Ia berjalan perlahan, menyusuri deretan gaun yang tersisa. Jari-jarinya menyentuh lembut bahan sifon biru muda yang menjadi favorit pelanggan minggu lalu.
Tak lama kemudian, seorang pegawai butik menghampiri dengan wajah sumringah.
“Bu Aliza, ada pelanggan tadi yang mencari gaun pesta warna krem. Katanya akan kembali sore nanti,” ucapnya.
Aliza mengangguk lembut. “Baik, siapkan beberapa pilihan dari koleksi baru. Pastikan ukurannya lengkap, ya. Aku ingin pelanggan itu merasa puas.”
Pegawai itu segera berlalu, meninggalkan Aliza yang kini menatap etalase kaca di depan butik.
Aliza menatap pajangan butik yang mulai tampak sepi. Dari sekian banyak pakaian yang pernah ia rancang, hanya tersisa beberapa potong yang belum terjual. Hatinya terasa campur aduk antara lega dan khawatir.
“Sepertinya aku harus menambah koleksi terbaru,” ucapnya pelan sambil menghela napas. “Dan… aku juga harus segera meluncurkan produk perhiasan yang sudah lama ingin aku buat.”
Ia membayangkan desain-desain perhiasan yang selama ini hanya tersimpan di dalam buku sketsanya — anting dengan detail kelopak bunga, kalung dengan sentuhan batu alam yang elegan.

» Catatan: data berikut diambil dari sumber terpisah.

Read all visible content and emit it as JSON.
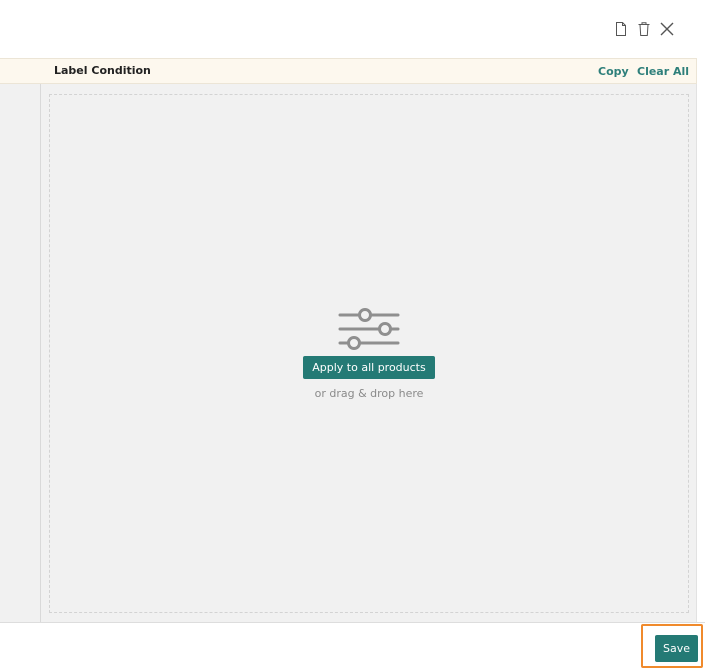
{
  "toolbar": {
    "icons": [
      "document-icon",
      "trash-icon",
      "close-icon"
    ]
  },
  "header": {
    "title": "Label Condition",
    "copy_label": "Copy",
    "clear_all_label": "Clear All"
  },
  "dropzone": {
    "icon": "filter-sliders-icon",
    "apply_button_label": "Apply to all products",
    "hint": "or drag & drop here"
  },
  "footer": {
    "save_label": "Save"
  },
  "colors": {
    "accent": "#247a75",
    "link": "#2e7f7a",
    "header_bg": "#fdf8ee",
    "panel_bg": "#f1f1f1",
    "highlight": "#f08a2c"
  }
}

Semuanya tampak indah dalam pikirannya, namun ia tahu, untuk mewujudkannya butuh dana yang tidak sedikit.
“Tapi… aku harus mencari klien yang mau menanamkan saham,” lanjutnya dalam hati. “Modal untuk produksi perhiasan tidak kecil, aku butuh seseorang yang bisa dipercaya.”
Aliza kemudian duduk di kursi dekat meja kasir, menatap layar laptopnya yang masih terbuka. Di sana, tercatat data penjualan butik yang terus naik sejak tiga bulan terakhir. Itu cukup menjadi alasan baginya untuk melangkah lebih jauh.
Matanya menatap ke luar jendela, menembus cahaya sore yang mulai redup. “Aku akan wujudkan ini,” bisiknya yakin. “Butik ini akan punya lini perhiasan sendiri… dan nama Aliza akan semakin dikenal.”
Saat Aliza sibuk menatap layar laptop, memeriksa data penjualan dan mencatat ide-ide baru untuk lini perhiasannya, suara derap langkah sepatu berhak tinggi terdengar dari arah pintu. Dua wanita masuk dengan gaya angkuh dan wajah yang dipenuhi rasa percaya diri berlebihan.
Salah satu dari mereka mengenakan gaun mahal berwarna merah marun dengan tas bermerek menggantung di lengannya — dialah Clara. Di sampingnya berdiri Nyonya Claudia, wanita paruh baya yang selalu menatap siapa pun seolah berada di bawah derajatnya.
Seorang pelayan butik segera menghampiri mereka dengan senyum ramah, meski terlihat gugup.
“Selamat siang, Nyonya. Ada yang bisa saya bantu?” tanyanya sopan.
"Saya ingin mencari baju keluaran terbaru di butik ini,” ucap Nyonya Claudia dengan nada tinggi, matanya menelusuri setiap sudut butik seolah menilai kualitasnya.
“Mari, saya antar Nyonya ke ruang koleksi baru,” sahut pelayan butik dengan sopan sambil sedikit membungkuk. Ia berbalik hendak memimpin jalan, namun langkahnya terhenti ketika mendengar suara Clara.
“Saya ingin dilayani oleh dia,” ujar Clara sambil menunjuk ke arah meja kasir, tempat Aliza duduk. Suaranya lembut namun mengandung nada penuh tantangan.
Pelayan itu terdiam sejenak, menatap Clara dengan ragu. Ia menelan ludah sebelum akhirnya berkata dengan sopan,
“Maaf, Nona… dia adalah owner butik ini.”
Clara dan Nyonya Claudia saling berpandangan, lalu tertawa keras, tanpa sedikit pun berusaha menahan diri.
“Owner?” ulang Clara dengan nada mengejek. “Kau bercanda, kan?”
Nyonya Claudia ikut menimpali, menatap Aliza dari ujung kepala hingga kaki dengan tatapan merendahkan.
“Bagaimana mungkin wanita kampungan dan miskin seperti dia bisa memiliki butik semewah ini?” katanya dengan tawa mengejek yang menusuk hati.
Beberapa pegawai butik tampak saling berpandangan, tak berani bicara. Hanya Aliza yang berdiri tegak, menatap dua wanita itu dengan mata tenang namun penuh wibawa.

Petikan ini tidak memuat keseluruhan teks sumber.